- Publicity Photo Of Sammy Shore
- Born: February 7, 1927 New York City, New York, U.S.
- Died: May 18, 2019 (aged 92) Las Vegas, Nevada, U.S.
- Spouses: ; Mitzi Shore ​ ​(m. 1950; div. 1974)​ ; Suzanne Dennie ​(m. 1990)​
- Children: 4, including Pauly Shore

= Sammy Shore =

American actor and comedian (1927–2019)

Sammy Shore (February 7, 1927 – May 18, 2019) was an American actor, stand-up comedian and co-founder of The Comedy Store.

== Early life ==

Sammy Shore was born in 1927 in New York City at the start of the Great Depression in the United States. He grew up in a traditional household with Jewish parents.

== Career ==

Shore began his career doing stand-up comedy with Shecky Greene in the Catskill Mountains. He was chosen, in 1969, to open for Elvis Presley’s comeback performance at the International Hotel, Las Vegas. He then opened for Elvis’ road shows until 1972. Shore continued to perform comedy, opening for Tony Orlando, Tony Bennett, Barbra Streisand, Sammy Davis Jr. and others. Shore served in the U.S. Navy during World War II.

On April 7, 1972, he founded the Comedy Store with his writing partner Rudy De Luca. In 1974, his ex-wife, Mitzi, became the owner of the club. The club launched the careers of many comedians including Rodney Dangerfield, David Letterman, Eddie Murphy, Robin Williams, Jim Carrey, and Joe Rogan, also including his own son, Pauly.

Shore appeared in many films including The Bellboy with Jerry Lewis and both Life Stinks and History of the World Part 1 from Mel Brooks. He appeared on The Ed Sullivan Show and was on Sanford and Son.

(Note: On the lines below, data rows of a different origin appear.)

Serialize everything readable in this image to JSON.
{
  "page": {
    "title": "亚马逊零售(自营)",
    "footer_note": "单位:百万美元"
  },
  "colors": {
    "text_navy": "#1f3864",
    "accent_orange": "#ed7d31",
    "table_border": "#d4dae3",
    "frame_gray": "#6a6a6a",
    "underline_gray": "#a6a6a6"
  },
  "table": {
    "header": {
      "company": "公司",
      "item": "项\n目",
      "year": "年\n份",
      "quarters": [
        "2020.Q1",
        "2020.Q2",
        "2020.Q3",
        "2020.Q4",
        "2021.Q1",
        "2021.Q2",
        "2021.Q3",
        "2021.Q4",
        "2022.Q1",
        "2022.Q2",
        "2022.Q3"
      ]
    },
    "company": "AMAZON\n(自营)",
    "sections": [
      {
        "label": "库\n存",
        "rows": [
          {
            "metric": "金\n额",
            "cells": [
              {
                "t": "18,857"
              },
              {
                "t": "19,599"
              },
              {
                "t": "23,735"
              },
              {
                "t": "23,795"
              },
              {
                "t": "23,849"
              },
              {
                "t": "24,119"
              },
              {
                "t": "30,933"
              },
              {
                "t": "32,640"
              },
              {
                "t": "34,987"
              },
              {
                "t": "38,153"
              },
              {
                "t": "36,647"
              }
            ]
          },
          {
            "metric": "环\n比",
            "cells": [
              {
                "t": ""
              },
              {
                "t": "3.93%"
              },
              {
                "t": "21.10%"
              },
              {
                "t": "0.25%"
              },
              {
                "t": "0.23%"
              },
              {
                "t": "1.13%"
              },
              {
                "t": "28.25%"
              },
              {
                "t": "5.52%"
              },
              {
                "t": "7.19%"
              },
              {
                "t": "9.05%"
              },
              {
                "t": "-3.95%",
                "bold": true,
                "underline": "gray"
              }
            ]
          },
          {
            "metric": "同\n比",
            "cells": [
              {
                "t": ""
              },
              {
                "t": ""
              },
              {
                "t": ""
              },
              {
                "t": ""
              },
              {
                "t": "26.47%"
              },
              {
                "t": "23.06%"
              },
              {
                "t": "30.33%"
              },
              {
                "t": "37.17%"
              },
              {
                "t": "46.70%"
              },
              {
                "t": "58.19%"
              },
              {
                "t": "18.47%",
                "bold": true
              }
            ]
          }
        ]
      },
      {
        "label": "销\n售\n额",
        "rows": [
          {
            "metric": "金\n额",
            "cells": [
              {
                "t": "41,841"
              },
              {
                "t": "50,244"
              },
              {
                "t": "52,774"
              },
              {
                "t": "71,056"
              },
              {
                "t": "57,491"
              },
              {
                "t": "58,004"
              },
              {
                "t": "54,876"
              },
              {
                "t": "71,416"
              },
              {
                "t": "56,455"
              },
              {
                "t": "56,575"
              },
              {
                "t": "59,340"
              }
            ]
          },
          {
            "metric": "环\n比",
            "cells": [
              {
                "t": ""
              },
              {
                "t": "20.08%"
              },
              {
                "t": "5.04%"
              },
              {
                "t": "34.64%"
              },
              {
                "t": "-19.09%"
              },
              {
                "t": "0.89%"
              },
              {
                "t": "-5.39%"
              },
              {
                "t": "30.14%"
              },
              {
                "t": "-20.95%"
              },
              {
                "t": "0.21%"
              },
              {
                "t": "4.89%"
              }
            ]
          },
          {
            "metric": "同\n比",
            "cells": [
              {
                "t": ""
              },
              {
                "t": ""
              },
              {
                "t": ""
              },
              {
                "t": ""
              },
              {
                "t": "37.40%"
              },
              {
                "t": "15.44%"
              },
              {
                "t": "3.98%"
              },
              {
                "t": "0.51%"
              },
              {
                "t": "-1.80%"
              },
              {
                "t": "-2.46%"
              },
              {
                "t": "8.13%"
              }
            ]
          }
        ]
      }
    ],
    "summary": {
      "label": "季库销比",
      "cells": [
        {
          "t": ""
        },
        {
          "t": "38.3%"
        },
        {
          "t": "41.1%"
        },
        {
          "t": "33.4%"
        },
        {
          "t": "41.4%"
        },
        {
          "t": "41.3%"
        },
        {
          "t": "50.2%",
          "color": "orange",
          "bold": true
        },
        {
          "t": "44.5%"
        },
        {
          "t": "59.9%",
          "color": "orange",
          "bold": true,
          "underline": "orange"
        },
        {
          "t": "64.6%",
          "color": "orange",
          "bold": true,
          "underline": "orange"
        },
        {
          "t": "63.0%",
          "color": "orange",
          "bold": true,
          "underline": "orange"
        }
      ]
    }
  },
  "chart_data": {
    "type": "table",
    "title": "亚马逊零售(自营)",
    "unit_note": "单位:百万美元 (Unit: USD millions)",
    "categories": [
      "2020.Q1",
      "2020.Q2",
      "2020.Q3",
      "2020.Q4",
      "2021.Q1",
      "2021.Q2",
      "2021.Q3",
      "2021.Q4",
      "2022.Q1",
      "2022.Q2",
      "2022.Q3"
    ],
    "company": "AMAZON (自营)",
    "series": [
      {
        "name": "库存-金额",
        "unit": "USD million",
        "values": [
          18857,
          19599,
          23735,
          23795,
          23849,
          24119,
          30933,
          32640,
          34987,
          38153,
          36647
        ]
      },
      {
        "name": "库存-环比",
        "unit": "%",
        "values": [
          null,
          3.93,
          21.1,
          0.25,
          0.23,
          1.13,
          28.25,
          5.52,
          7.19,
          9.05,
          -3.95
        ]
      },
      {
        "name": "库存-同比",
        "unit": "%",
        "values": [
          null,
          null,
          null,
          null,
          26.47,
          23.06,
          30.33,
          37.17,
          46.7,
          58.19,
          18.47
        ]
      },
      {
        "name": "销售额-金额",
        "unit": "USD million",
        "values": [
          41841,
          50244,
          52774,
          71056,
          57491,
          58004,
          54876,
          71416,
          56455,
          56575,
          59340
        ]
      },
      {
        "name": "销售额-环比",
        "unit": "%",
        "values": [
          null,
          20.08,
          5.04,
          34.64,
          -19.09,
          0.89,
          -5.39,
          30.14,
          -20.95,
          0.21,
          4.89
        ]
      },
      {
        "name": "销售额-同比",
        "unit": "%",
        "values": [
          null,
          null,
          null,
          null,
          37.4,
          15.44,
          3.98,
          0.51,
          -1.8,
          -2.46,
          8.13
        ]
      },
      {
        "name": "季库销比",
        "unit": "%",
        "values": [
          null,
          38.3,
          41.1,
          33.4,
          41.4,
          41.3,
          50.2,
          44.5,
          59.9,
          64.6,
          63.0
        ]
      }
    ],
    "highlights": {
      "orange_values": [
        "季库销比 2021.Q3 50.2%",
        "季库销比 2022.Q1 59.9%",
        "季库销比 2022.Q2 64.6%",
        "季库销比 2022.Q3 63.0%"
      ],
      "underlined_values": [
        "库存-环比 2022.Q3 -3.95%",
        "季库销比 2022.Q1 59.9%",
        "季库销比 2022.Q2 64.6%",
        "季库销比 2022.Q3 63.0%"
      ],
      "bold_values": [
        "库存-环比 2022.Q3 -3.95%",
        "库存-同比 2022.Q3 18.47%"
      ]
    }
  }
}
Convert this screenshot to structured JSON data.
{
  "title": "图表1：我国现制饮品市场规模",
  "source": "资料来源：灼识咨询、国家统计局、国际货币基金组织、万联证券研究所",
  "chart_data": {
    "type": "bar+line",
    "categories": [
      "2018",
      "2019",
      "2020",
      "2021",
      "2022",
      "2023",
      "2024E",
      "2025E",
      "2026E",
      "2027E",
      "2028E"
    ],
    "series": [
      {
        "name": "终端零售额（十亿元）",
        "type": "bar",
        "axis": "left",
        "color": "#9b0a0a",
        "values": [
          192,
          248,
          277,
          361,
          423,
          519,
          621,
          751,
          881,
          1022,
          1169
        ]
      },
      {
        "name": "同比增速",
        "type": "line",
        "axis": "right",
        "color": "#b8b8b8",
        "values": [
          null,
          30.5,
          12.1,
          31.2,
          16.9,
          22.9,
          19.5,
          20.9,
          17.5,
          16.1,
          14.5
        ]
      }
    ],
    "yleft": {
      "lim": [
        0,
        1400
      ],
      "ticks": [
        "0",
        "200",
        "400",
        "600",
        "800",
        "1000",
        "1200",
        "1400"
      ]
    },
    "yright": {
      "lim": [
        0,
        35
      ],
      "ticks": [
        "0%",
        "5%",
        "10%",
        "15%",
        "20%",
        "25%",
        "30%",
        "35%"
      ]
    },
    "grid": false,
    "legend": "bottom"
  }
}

Shore was voted Best Comedy Act in Atlantic City, New Jersey, and the Los Angeles Board of Supervisors named a day after him on July 24, 1990. He appeared at Harrah's Casinos and hotels more than any other entertainer.

== Personal life ==
Shore was married to Mitzi for 24 years, and was the father of four, including actor and comedian Pauly Shore. Shore married Suzanne Dennie in 1990. She was Miss Alabama in 1970. They remained together until his death in Las Vegas, Nevada of natural causes at the age of 92.